Welcome to our site! Electro Tech is an online community (with over 170,000 members) who enjoy talking about and building electronic circuits, projects and gadgets. To participate you need to register. Registration is free. Click here to register now.
I'm not sure what you're asking in post #4, but as I understand it all CDI ignition systems will have an rpm limit because of the time it takes to charge up the main capacitor (C1 in the above schematic).
i'm not sure there's much you can do. is there a way of adjusting the timing of the sensor? you could advance the timing, and up to a point, it might increase the motor RPM. if you advance the timing it may affect something else, like the engine might run too hot or use too much fuel. advance it too far, and you will have the plug firing too early and the motor will backfire and might not run at all.
The existing capacitor value has probably been chosen as optimum for use with your particular generator, coil and plug.

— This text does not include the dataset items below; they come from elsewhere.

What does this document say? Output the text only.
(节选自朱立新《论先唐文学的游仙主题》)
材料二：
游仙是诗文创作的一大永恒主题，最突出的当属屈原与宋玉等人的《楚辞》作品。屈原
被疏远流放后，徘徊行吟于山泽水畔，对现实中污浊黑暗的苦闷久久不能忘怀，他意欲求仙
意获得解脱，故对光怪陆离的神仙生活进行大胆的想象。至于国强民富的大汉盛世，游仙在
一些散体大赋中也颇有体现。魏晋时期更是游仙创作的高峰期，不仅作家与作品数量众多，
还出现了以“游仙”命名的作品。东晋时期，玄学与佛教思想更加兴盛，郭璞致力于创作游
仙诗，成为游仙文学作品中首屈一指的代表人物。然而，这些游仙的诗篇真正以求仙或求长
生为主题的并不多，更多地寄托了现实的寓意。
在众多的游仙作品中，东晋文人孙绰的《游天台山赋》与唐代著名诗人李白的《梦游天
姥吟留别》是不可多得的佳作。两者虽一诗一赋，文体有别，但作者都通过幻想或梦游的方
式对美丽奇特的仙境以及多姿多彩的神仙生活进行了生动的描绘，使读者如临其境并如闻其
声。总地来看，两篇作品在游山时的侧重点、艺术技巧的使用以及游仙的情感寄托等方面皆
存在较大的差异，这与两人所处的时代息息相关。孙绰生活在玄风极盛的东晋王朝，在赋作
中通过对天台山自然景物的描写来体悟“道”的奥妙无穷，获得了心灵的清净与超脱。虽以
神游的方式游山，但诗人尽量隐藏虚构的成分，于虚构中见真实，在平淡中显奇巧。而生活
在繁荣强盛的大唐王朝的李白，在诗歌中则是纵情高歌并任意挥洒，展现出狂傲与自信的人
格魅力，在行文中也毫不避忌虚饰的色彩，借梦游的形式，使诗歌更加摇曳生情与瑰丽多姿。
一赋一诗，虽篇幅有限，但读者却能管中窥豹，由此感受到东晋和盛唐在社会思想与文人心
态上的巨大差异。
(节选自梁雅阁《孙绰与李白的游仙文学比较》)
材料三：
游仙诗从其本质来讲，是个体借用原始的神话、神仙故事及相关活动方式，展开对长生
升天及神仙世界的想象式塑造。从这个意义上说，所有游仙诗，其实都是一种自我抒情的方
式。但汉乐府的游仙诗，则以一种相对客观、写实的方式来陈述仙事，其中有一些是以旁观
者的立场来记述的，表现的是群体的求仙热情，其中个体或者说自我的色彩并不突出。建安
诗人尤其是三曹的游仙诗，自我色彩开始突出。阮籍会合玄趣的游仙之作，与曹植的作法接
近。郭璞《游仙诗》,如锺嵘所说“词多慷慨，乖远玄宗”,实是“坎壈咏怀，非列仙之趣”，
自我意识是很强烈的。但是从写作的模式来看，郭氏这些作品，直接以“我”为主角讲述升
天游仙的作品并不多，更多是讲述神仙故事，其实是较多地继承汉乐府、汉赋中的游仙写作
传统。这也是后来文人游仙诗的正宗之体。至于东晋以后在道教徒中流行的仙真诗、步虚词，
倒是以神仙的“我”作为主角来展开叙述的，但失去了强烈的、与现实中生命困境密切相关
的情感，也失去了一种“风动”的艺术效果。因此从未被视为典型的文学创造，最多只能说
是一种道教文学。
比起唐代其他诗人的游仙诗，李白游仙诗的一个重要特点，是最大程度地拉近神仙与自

If you increase its value it will take longer to charge, so the maximum rpm limit will be reduced. If you reduce its value then it may not store enough charge to give a reliable spark, so the engine could misfire and, again, reduce the effective rpm limit.
Your engine isn't designed for higher rpm. Higher rpm could blow the head or do other damage. Have you considered replacing the engine with a more powerful one (provided your machine can take one safely)?
Why do you think the CDI is the limiting factor in getting more speed or power from the motor? It is the fuel amount that limits the RPM and power output in an internal combustion motor. If the motor is not getting enough fuel into the cylinder, the ignition won't make it run faster. The ignition timing will change many things, but not the speed of the motor.
you may be able to make a limited increase in RPM by advancing the timing, but that is usually limited to changing the RPM with no load on the motor. when you place a load on the motor, the internal pressure in the cylinder changes as well as the stresses on piston rods, etc... what usually happens when you advance the timing is that the motor will overheat when a load is put on it. there also is no such thing as "unlimited RPM". like any rotating machinery, all of the parts of the motor have limits on how fast they can move before the increases in inertia and other mechanical forces begin breaking things. bearings and bushings begin to wear out quickly, and pistons and connecting rods begin shattering. you might be able to increase the motor speed, but it will not be long before the motor shreds itself.